Un abbozzo di rivalità, fra le donne, è quello fra la numero 1 Iga Swiatek, che il Roland Garros lo ha già vinto due volte, e la bielorussa Aryna Sabalenka, campionessa degli Australian Open.
«Iga mi sembra pronta, poi terra battuta è la sua superficie migliore, se non sbaglio ci ha perso solo una partita l’anno scorso. Sul rosso bisogna avere una grande difesa e un grande attacco e lei li possiede entrambi. Se qualcuno vuole batterla deve aggredire la sua seconda di servizio. E quel qualcuno può essere la Sabalenka».
Un talento incostante…
«Ha potenza necessaria per battere Iga, ma deve sbagliare meno. Mi piace il modo in cui sta giocando, di settimana in settimana ha dimostrato di essere una vera numero due. Ha finalmente pazienza con se stessa e ha migliorato il servizio, che era il suo tallone d’Achille»
Coco Gauff è vista da molti come l’erede di Serena Williams: ma ne ha le qualità?
«Se quando aveva 15 anni e l’ho vista battere Venus Williams, mi aveste chiesto se entro i 19 anni avrebbe vinto uno Slam, avrei risposto di sì. Ci è andata vicina l’anno scorso al Roland Garros. La debolezza del dritto, che gioca con una impugnatura western troppo estrema, l’ha un po’ frenata. Ora sono quattro anni che è sul circuito, ha maturato l’esperienza necessaria. Mentalmente è forte, possiede un ottimo servizio e un rovescio di valore assoluto. Poi è una star, ha già fatto tanto per il tennis femminile e si trova a suo agio nel ruolo. Ma il diritto continua a essere un problema, specie nelle giornate no. Può vincere uno Slam, anche se non credo che ci riuscirà quest’anno al Roland Garros, ma sicuramente sarà pericolosa».
Emma Raducanu invece uno Slam l’ha già vinto l’anno scorso, a 18 anni agli Us Open. Sembrava destinata a «spaccare», poi gli infortuni e un calo di fiducia l’hanno tolta dalla competizione. Un problema che riguarda tante giovani tenniste.

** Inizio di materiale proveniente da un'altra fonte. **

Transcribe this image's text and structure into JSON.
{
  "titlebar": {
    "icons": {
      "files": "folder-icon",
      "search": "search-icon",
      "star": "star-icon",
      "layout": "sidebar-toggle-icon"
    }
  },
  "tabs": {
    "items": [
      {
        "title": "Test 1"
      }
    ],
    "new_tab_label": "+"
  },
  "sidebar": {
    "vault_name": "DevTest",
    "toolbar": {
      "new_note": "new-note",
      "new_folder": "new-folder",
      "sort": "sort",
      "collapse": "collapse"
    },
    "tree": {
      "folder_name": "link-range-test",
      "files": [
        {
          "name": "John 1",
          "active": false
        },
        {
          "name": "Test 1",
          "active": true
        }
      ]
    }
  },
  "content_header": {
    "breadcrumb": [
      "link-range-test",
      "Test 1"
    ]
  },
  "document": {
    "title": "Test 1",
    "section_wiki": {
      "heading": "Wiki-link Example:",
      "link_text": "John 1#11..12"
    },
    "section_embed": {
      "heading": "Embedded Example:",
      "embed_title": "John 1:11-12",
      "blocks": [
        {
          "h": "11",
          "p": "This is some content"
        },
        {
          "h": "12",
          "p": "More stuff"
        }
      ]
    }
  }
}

«Forse Emma si è sentita un po’ sopraffatta, probabilmente ha perso un po’ di prospettiva. Forse non si è allenata come avrebbe dovuto, sicuramente le sono arrivate addosso tante cose all’improvviso. Ho sentito ancora di più la pressione e le aspettative nei suoi confronti. Quando ho visto la sua foto in ospedale con il polso ingessato, ho pensato: "Ragazza, hai bisogno di una pausa».È il momento giusto per ripensare alla sua carriera. Non ho perso la fiducia in lei. Può diventare la numero uno al mondo? Probabilmente no. Può diventare una top ten? Sì. Ma diamole tempo. In fondo ha già vinto uno Slam».